An Interview with President George Washington on the Scandal

I’ve seen some weird stuff recently regarding the current scandal embroiling our beloved Church. This for example. And this. Hunter S. Thompson said that “when the going gets weird, the weird turn pro.” Keep that in mind as you read on.

What follows are all quotes from the first President of the United States, George Washington. I wondered today what his thoughts would be regarding the current crisis facing our Church. Below are my questions (Joe Sixpack, USMC) and  President Washington’s “thoughts” on the subject, as I have arranged them. 

For simplicity’s sake, my questions are in plain script and the President’s responses are in italics. Here goes.
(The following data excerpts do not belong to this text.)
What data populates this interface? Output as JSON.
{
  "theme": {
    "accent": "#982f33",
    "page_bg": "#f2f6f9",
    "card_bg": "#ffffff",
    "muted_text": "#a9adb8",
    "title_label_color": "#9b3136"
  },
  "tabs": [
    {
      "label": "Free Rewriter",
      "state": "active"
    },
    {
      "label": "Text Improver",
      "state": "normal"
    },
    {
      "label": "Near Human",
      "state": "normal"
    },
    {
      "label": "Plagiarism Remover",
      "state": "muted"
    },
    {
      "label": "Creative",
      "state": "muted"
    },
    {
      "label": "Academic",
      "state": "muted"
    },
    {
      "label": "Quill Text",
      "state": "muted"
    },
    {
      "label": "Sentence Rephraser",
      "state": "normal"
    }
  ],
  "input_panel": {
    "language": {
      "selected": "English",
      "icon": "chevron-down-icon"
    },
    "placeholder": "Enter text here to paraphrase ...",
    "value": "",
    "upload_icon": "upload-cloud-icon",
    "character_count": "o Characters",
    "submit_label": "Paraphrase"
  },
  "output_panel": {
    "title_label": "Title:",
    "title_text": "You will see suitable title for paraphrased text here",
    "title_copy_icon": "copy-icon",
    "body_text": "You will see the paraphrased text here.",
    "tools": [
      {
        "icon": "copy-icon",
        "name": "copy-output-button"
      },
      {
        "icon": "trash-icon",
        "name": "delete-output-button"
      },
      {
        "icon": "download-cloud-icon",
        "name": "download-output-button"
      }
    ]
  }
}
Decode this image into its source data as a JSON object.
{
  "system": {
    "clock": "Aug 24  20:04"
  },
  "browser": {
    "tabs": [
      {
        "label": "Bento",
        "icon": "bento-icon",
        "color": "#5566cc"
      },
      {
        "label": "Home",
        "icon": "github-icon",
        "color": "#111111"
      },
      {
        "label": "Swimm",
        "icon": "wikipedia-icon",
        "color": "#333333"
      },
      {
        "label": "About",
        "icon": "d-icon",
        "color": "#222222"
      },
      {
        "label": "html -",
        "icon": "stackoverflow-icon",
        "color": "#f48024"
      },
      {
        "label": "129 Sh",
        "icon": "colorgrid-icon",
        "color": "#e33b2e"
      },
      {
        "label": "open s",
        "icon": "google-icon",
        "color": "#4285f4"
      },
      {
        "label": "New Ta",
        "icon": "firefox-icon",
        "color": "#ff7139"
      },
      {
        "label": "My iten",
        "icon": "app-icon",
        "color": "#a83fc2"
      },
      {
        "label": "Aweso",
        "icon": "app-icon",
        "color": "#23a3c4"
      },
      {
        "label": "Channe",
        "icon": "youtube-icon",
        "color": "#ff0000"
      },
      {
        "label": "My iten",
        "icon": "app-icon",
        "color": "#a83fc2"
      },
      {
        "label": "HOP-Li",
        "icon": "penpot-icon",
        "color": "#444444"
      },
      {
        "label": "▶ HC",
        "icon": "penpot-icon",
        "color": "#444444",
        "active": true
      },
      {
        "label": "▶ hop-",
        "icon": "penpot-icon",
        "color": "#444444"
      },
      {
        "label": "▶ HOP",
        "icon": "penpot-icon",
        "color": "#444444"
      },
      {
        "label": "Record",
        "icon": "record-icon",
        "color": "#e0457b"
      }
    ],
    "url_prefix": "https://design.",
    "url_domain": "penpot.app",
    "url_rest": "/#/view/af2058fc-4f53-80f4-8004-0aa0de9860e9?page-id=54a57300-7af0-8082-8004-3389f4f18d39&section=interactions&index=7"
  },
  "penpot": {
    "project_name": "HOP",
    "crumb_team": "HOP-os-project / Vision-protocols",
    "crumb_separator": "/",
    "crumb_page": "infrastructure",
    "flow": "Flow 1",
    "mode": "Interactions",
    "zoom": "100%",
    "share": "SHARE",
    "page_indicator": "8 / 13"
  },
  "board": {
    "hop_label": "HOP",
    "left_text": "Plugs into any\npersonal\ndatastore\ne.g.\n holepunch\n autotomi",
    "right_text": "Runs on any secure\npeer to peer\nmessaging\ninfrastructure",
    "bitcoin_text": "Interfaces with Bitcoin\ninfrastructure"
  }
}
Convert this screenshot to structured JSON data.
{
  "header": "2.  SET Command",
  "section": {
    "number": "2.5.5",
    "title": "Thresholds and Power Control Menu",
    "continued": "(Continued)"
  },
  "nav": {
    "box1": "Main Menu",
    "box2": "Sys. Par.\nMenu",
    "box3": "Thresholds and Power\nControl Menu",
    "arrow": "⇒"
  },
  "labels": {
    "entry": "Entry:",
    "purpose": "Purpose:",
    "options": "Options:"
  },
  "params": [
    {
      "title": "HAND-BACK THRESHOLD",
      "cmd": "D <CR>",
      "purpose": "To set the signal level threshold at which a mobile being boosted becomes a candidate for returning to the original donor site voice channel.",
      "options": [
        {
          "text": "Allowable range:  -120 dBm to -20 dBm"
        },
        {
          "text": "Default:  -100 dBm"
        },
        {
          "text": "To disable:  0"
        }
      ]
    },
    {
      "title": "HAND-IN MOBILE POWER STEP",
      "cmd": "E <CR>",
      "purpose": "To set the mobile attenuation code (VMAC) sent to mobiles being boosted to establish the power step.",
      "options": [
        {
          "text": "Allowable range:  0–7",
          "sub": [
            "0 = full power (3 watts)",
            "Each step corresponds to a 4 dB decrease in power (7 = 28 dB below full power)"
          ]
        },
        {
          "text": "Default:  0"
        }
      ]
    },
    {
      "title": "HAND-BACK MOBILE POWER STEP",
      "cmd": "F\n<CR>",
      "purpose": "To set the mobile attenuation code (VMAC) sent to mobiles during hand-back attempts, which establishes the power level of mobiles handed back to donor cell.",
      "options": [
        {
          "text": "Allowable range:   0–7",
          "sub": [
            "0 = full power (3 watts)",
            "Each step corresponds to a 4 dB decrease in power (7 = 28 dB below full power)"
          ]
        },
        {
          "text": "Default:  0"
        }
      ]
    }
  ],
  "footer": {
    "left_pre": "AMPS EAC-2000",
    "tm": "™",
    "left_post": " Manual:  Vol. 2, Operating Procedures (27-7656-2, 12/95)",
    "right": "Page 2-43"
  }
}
Mr. President, do you think it is appropriate for the members of the Church Militant, however painful this may be to them, to demand answers from our Church leaders regarding the current scandal plaguing our ranks? 

Truth will ultimately prevail where there is pains to bring it to light.

Aside from the obvious expertise in theology and the daily practice of the cardinal and theological virtues, what would you suggest to Pope Benedict XVI as the main leadership criteria used for selecting bishops and cardinals to shepherd the Church going forward?

Be courteous to all, but intimate with few, and let those few be well tried before you give them your confidence.

But given the shortage of priests the Church is facing, this may prove difficult, Mr. President.

Discipline is the soul of an army. It makes small numbers formidable; procures success to the weak, and esteem to all.

Touché, Mr. President, touché. There has been a lot of rhetoric not only from the Vatican, but also from many news sources, from Catholic pundits, etc., saying what we the laity should or should not do, think or not think, about this scandal. In your opinion, what is more important on this issue, actions or words?

A slender acquaintance with the world must convince every man that actions, not words, are the true criterion of the attachment of friends.

St. Bernard of Clairvaux would agree with you. But sir, many of us (our religious and priests too) have not spoken out due to fear of taint, or fear that changes may occur to our beloved Church if we confront this issue forcefully. Unfortunately, the saying “misery loves company” comes to mind. Why should we demand action on this issue?

Happiness and moral duty are inseparably connected.

Excellent point, Mr. President. Now, many have complained that other Christian denominations, other religious faiths, heck even the Boy Scouts, should own up to their own past abuse cases. Should we ally ourselves with these groups or “nations,” if you will, and make the plea that we are no worse (or better) than these other groups are?

I hope I shall possess firmness and virtue enough to maintain what I consider the most enviable of all titles, the character of an honest man. It is better to offer no excuse than a bad one. Bad seed is a robbery of the worst kind: for your pocket-book not only suffers by it, but your preparations are lost and a season passes away unimproved. It is far better to be alone, than to be in bad company. There can be no greater error than to expect, or calculate, upon real favors from nation to nation. It is an illusion which experience must cure, which a just pride ought to discard.

We need to face this ourselves and not blame others. Understood, sir. Here is my next question. In your opinion, Mr. President, why has the leadership seemed more intent on covering up their failures than they have on expending their energy to root out the perpetrators of these heinous crimes at various levels of the Church hierarchy?

Arbitrary power is most easily established on the ruins of liberty abused to licentiousness.

Ouch! That is painful to hear, Mr. President. Surely, as the leader of a powerful nation, that is easy for you to say. But we few, we rank and file members of the Church, in our poverty of both wealth and distinction, should we just keep quiet on this issue? Your thoughts?

It may be laid down as a primary position, and the basis of our system, that every Citizen who enjoys the protection of a Free Government, owes not only a proportion of his property, but even of his personal services to the defense of it.

Then you see speaking out on this issue as a duty for all members of the Church, not only here in the United States, but throughout the world?

Truth will ultimately prevail where there is pains to bring it to light.

Thank you for giving us a moment of you time today, Mr. President.

Let us raise a standard to which the wise and honest can repair; the rest is in the hands of God.

Amen to that Mr. President, a hearty amen to that. Semper Fidelis.